A questo proposito giovi anche ricordare che si tratterà di un sistema dove nel caso in cui in 2 anni non venga trovata una sistemazione alternativa o non si accettino degli adeguamenti salariali anche al ribasso, il rapporto potrà definirsi definitivamente concluso.

Le valutazioni

Dal testo unico per il pubblico impiego viene introdotto tra le altre cose un nuovo sistema per gli aumenti salariali che non terrà più conto di quelle che sono le anzianità di servizio, ma aumenti che sono corrisposti in funzione delle valutazioni dei dirigenti (i presidi, per intenderci) e che verranno erogati al massimo al 20% del personale di ogni scuola, facendo dunque una selezione che potrebbe tenere fuori anche chi è comunque meritevole.

Si tratta di un sistema che ha causato però una strenua opposizione da parte dei sindacati scuola e che dunque, prima di essere approvato, potrebbe essere soggetto a nuove modifiche.

Ad ogni modo sarà comunque interessante vedere come si evolverà la situazione, che non potrà che impattare in modo deciso la retribuzione e lo stipendio degli insegnanti di liceo.

La grande confusione, dovuta anche allo stato delle finanze pubbliche

Un comma in particolare, che indica come impossibile l’aumento di stipendio per gli insegnanti (e più in generale per i dipendenti pubblici) nel caso di dissesto finanziario dell’istituto, è stato oggetto di veementi polemiche.

Data la condizione delle casse pubbliche e dato lo stato finanziario disastrato di moltissimi istituti del nostro paese, sembra che moltissimi insegnanti dovranno sia rinunciare agli scatti di anzianità, sia vedersi negato il giusto aumento in base al merito.

La situazione, a seconda di come si evolverà il nuovo corso amministrativo delle scuole, potrebbe dunque essere sia vantaggio per i meritevoli, sia, nel caso peggiore possibile, un ulteriore detrimento delle già misere retribuzioni degli insegnanti di liceo.

Un lavoro tra i peggio pagati della pubblica amministrazione

Quello degli insegnanti di liceo si configura dunque come uno dei lavori peggio pagati anche all’interno della non eccellente situazione degli impieghi pubblici.

Gli insegnanti di liceo (e anche quelli degli altri istituti) sono inquadrati come i quadri di livello più basso e questo non può che riflettersi anche sulla retribuzione, che come abbiamo visto in apertura è tra le più basse d’Europa e, cosa che dovrebbe destare ancora più preoccupazione, una delle più basse in Europa anche per le scarse prospettive future offerte anche ai più meritevoli.

Per passione e non per denaro

Alla luce di quanto detto sopra, non possiamo che sottolineare come l’impiego di insegnante di liceo non sia sicuramente uno di quei mestieri che si possono fare per denaro: si tratta, anche secondo l’assetto che il governo vorrebbe continuare a dargli per il futuro, di una sorta di missione e di percorso che si dovrebbe fare per amore dell’insegnamento piuttosto che per portare a casa salari degni di questo nome.

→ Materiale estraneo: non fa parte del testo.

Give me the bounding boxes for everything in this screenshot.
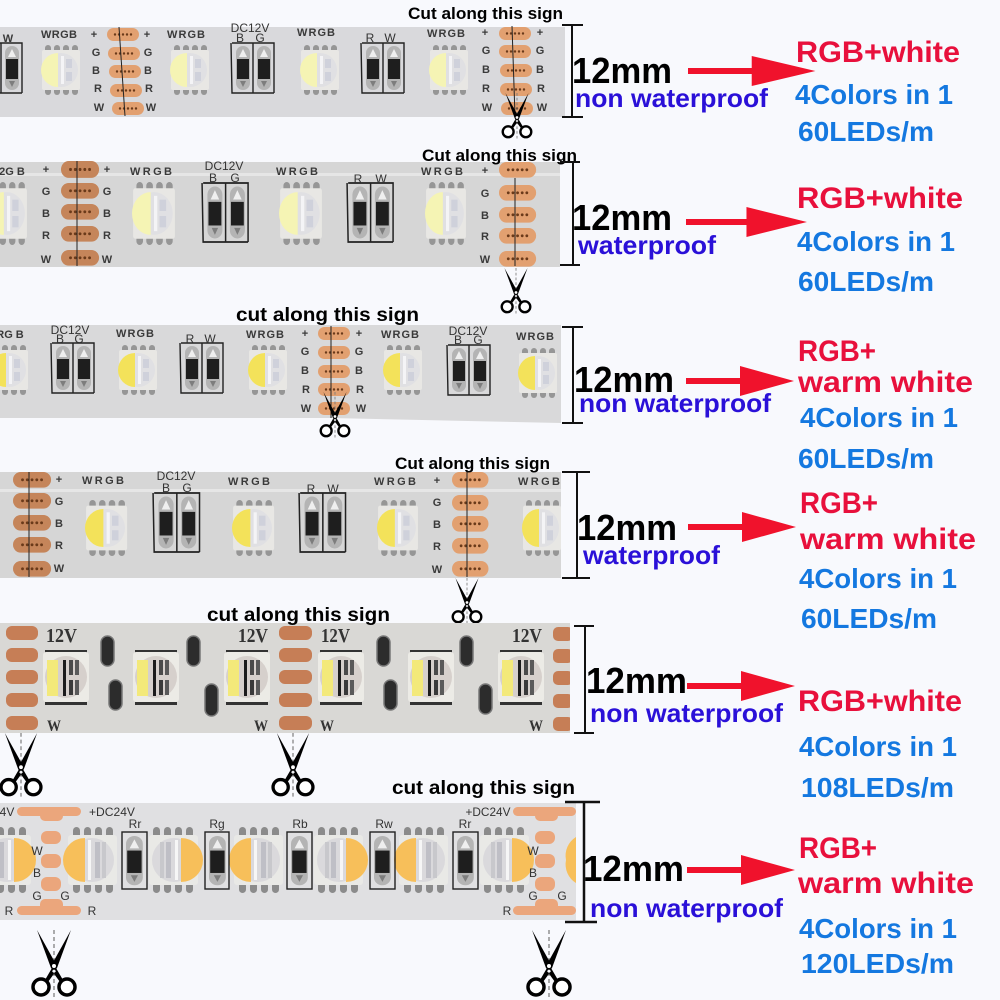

Le polemiche degli insegnanti, che pur talvolta sono sembrate pretestuose, sono sicuramente valide quando si parla del denaro che viene percepito dagli insegnanti.

I buoni pasto

Dall’approvazione del testo unico dovrebbero essere corrisposti anche buoni pasto giornalieri da 7 euro, che dovrebbero essere aggiunti alla retribuzione, dato che andrebbero a totalizzare per un mese lavorativo di 20 giorni circa 140 euro, una somma di tutto rispetto soprattutto se paragonata all’emolumento totale.